This is the second article in a series describing the recently released monograph entitled The Economics of Tobacco and Tobacco Control.
In this article, I will briefly describe the patterns of tobacco use, exposure and health consequences.
Tobacco is the only legal product that kills a large proportion of its consumers when used as intended by its manufacturers.
Manufactured cigarettes are the most commonly used form of tobacco, accounting for 92.3% of tobacco product sales worldwide; as a consequence, cigarettes cause most global tobacco-related harm.
Analyzing global data for 2013 by sex, there were just over five times as many male smokers (938 million) as female smokers (175 million) (Table 2.2). The majority of male adult smokers lived in the WHO Regions of the Western Pacific (333 million) and South-East Asia (213 million), accounting for 58% of all male smokers in the world.
Of the 175 million female smokers age 15 years and over in 2013, the large majority (80 million, or 46%) lived in high-income OECD countries.
The data for 2013 indicate that nearly two-thirds of the world’s smokers lived in just 13 countries (Bangladesh, Brazil, People’s Republic of China, Germany, India, Indonesia, Japan, Pakistan, Philippines, Russian Federation, Turkey, United States, and Viet Nam) (Table 2.3 and Figure 2.3).
These 13 countries accounted for a total of 736.3 million smokers (646.2 million males and 90.1 million females), with the remaining countries accounting for 376.9 million smokers.

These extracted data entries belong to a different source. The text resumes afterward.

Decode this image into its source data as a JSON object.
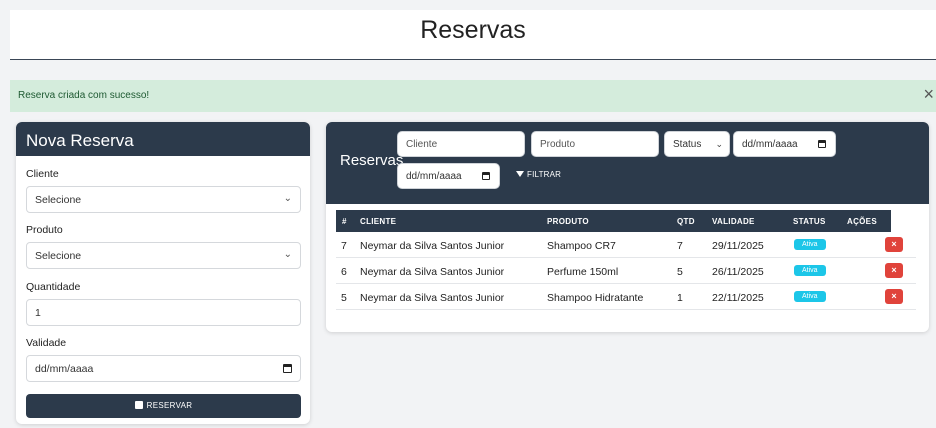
{
  "header": {
    "title": "Reservas"
  },
  "alert": {
    "message": "Reserva criada com sucesso!",
    "close_icon": "×"
  },
  "form": {
    "title": "Nova Reserva",
    "cliente": {
      "label": "Cliente",
      "value": "Selecione"
    },
    "produto": {
      "label": "Produto",
      "value": "Selecione"
    },
    "quantidade": {
      "label": "Quantidade",
      "value": "1"
    },
    "validade": {
      "label": "Validade",
      "placeholder": "dd/mm/aaaa"
    },
    "submit_label": "RESERVAR"
  },
  "list": {
    "title": "Reservas",
    "filters": {
      "cliente_placeholder": "Cliente",
      "produto_placeholder": "Produto",
      "status_value": "Status",
      "date_from": "dd/mm/aaaa",
      "date_to": "dd/mm/aaaa",
      "filter_label": "FILTRAR"
    },
    "columns": [
      "#",
      "CLIENTE",
      "PRODUTO",
      "QTD",
      "VALIDADE",
      "STATUS",
      "AÇÕES"
    ],
    "rows": [
      {
        "id": "7",
        "cliente": "Neymar da Silva Santos Junior",
        "produto": "Shampoo CR7",
        "qtd": "7",
        "validade": "29/11/2025",
        "status": "Ativa",
        "action": "×"
      },
      {
        "id": "6",
        "cliente": "Neymar da Silva Santos Junior",
        "produto": "Perfume 150ml",
        "qtd": "5",
        "validade": "26/11/2025",
        "status": "Ativa",
        "action": "×"
      },
      {
        "id": "5",
        "cliente": "Neymar da Silva Santos Junior",
        "produto": "Shampoo Hidratante",
        "qtd": "1",
        "validade": "22/11/2025",
        "status": "Ativa",
        "action": "×"
      }
    ]
  },
  "colors": {
    "dark": "#2c3a4b",
    "success_bg": "#d4ecdc",
    "badge": "#1cc6e8",
    "danger": "#e0433b"
  },
  "icons": {
    "close": "close-icon",
    "chevron": "chevron-down-icon",
    "calendar": "calendar-icon",
    "filter": "filter-icon",
    "save": "save-icon"
  }
}
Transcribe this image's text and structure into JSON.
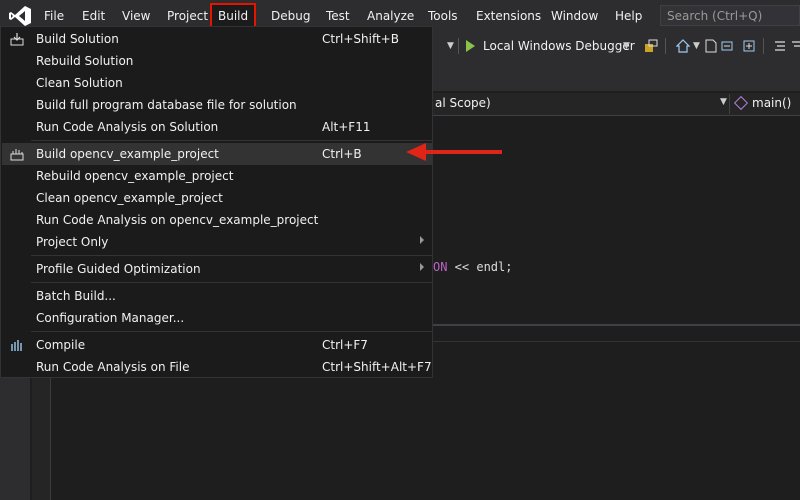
{
  "menubar": {
    "items": [
      "File",
      "Edit",
      "View",
      "Project",
      "Build",
      "Debug",
      "Test",
      "Analyze",
      "Tools",
      "Extensions",
      "Window",
      "Help"
    ],
    "active": "Build",
    "search_placeholder": "Search (Ctrl+Q)"
  },
  "toolbar": {
    "debugger_label": "Local Windows Debugger"
  },
  "editor": {
    "scope_label": "al Scope)",
    "function_label": "main()",
    "code_macro": "ON",
    "code_rest": " << endl;"
  },
  "build_menu": {
    "items": [
      {
        "label": "Build Solution",
        "shortcut": "Ctrl+Shift+B",
        "icon": "build-solution-icon"
      },
      {
        "label": "Rebuild Solution",
        "shortcut": ""
      },
      {
        "label": "Clean Solution",
        "shortcut": ""
      },
      {
        "label": "Build full program database file for solution",
        "shortcut": ""
      },
      {
        "label": "Run Code Analysis on Solution",
        "shortcut": "Alt+F11"
      },
      {
        "label": "Build opencv_example_project",
        "shortcut": "Ctrl+B",
        "icon": "build-project-icon",
        "highlighted": true
      },
      {
        "label": "Rebuild opencv_example_project",
        "shortcut": ""
      },
      {
        "label": "Clean opencv_example_project",
        "shortcut": ""
      },
      {
        "label": "Run Code Analysis on opencv_example_project",
        "shortcut": ""
      },
      {
        "label": "Project Only",
        "shortcut": "",
        "submenu": true
      },
      {
        "label": "Profile Guided Optimization",
        "shortcut": "",
        "submenu": true
      },
      {
        "label": "Batch Build...",
        "shortcut": ""
      },
      {
        "label": "Configuration Manager...",
        "shortcut": ""
      },
      {
        "label": "Compile",
        "shortcut": "Ctrl+F7",
        "icon": "compile-icon"
      },
      {
        "label": "Run Code Analysis on File",
        "shortcut": "Ctrl+Shift+Alt+F7"
      }
    ]
  },
  "colors": {
    "accent_red": "#e51400",
    "arrow_red": "#e02418",
    "menu_bg": "#1b1b1c",
    "chrome_bg": "#2d2d30"
  }
}
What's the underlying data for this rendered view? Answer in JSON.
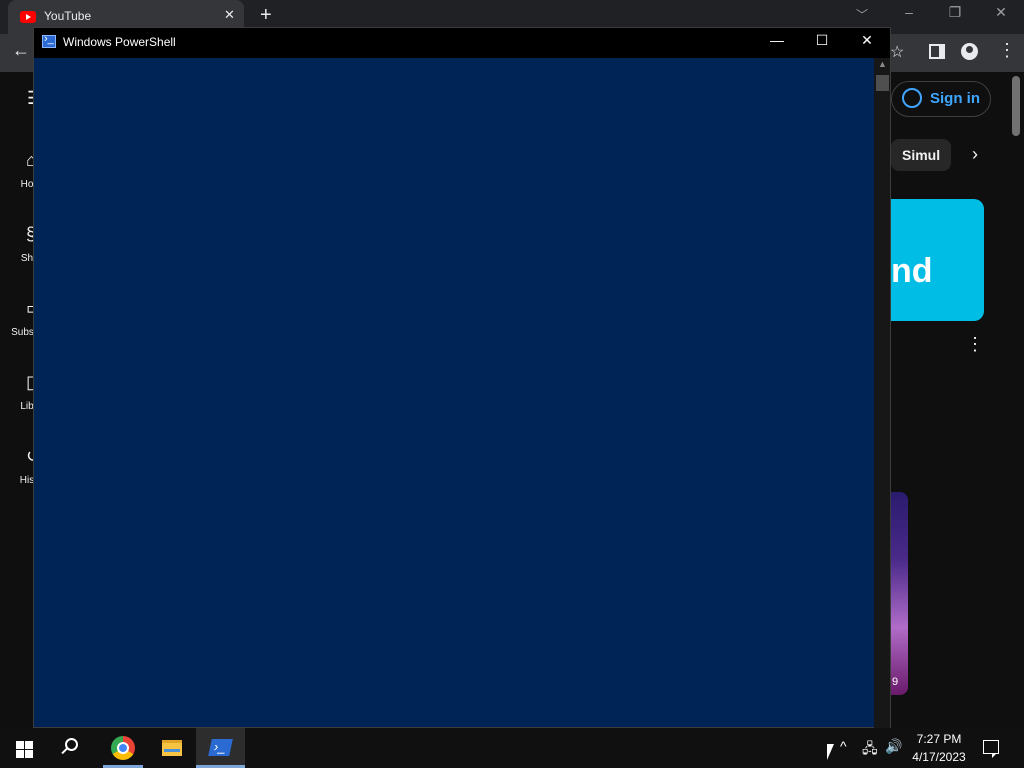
{
  "browser": {
    "tab": {
      "title": "YouTube",
      "close_icon": "close-icon"
    },
    "new_tab_label": "+",
    "tab_search_icon": "chevron-down-icon",
    "window_buttons": {
      "minimize": "–",
      "restore": "❐",
      "close": "✕"
    },
    "toolbar": {
      "back": "←",
      "star": "☆",
      "menu": "⋮"
    }
  },
  "youtube": {
    "menu_icon": "☰",
    "sidebar": [
      {
        "label": "Ho",
        "icon": "home-icon",
        "glyph": "⌂"
      },
      {
        "label": "Sh",
        "icon": "shorts-icon",
        "glyph": "§"
      },
      {
        "label": "Subsc",
        "icon": "subscriptions-icon",
        "glyph": "▭"
      },
      {
        "label": "Lib",
        "icon": "library-icon",
        "glyph": "▯"
      },
      {
        "label": "His",
        "icon": "history-icon",
        "glyph": "↺"
      }
    ],
    "sign_in": "Sign in",
    "chip": "Simul",
    "chip_next": "›",
    "banner_text": "nd",
    "more": "⋮",
    "thumb_text": "9"
  },
  "powershell": {
    "title": "Windows PowerShell",
    "buttons": {
      "minimize": "—",
      "maximize": "☐",
      "close": "✕"
    },
    "scroll_up": "▲",
    "background": "#012456"
  },
  "taskbar": {
    "clock": {
      "time": "7:27 PM",
      "date": "4/17/2023"
    },
    "tray": {
      "chevron": "^",
      "network": "🖧",
      "volume": "🔊"
    },
    "apps": [
      "start",
      "search",
      "chrome",
      "file-explorer",
      "powershell"
    ]
  }
}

As depicted in Table 2.4 and Figure 2.4, WHO estimated that in 2013, world prevalence of current tobacco smoking was 21.2% (35.8% for males and 6.6% for females).
The large majority of current tobacco smokers (83.0%) used tobacco daily; 83.9% of male current smokers and 77.8% of female current smokers were daily smokers.
In many countries, particularly low-income countries and lower middle-income countries, women’s smoking prevalence remains low, often because of socio-cultural and economic factors discouraging tobacco use among women. As these barriers fall, continued efforts will be required to ensure that women’s tobacco use does not rise.
About 7% of youth ages 13–15 worldwide smoke cigarettes, including about 9% of boys and 4.5% of girls.
An estimated 25 million youth currently smoke cigarettes. Although cigarette smoking rates are higher among boys than girls, the difference in smoking rates between boys and girls is narrower than that between men and women. Smoking rates among girls approach or even surpass rates among women in all world regions.
The number of smokeless tobacco users worldwide is estimated at 346 million, most of whom (86%) live in the South-East Asia Region.
Worldwide, an estimated 13 million youth and 346 million adults use smokeless tobacco products. Smokeless tobacco use may be undercounted globally due to scarcity of data.
Approximately 4% of youth ages 13–15 worldwide use smokeless tobacco; as with adults, most 13- to 15-year-old smokeless tobacco users live in the South-East Asia Region.
Secondhand smoke exposure remains a major problem. In most countries, an estimated 15%–50% of the population is exposed to secondhand smoke; in some countries secondhand smoke exposure affects as much as 70% of the population.
Annually, around 6 million people die from diseases caused by tobacco use (1% of global mortality), including about 600,000 from secondhand smoke exposure. The burden of disease from tobacco is increasingly concentrated in low- and middle-income countries.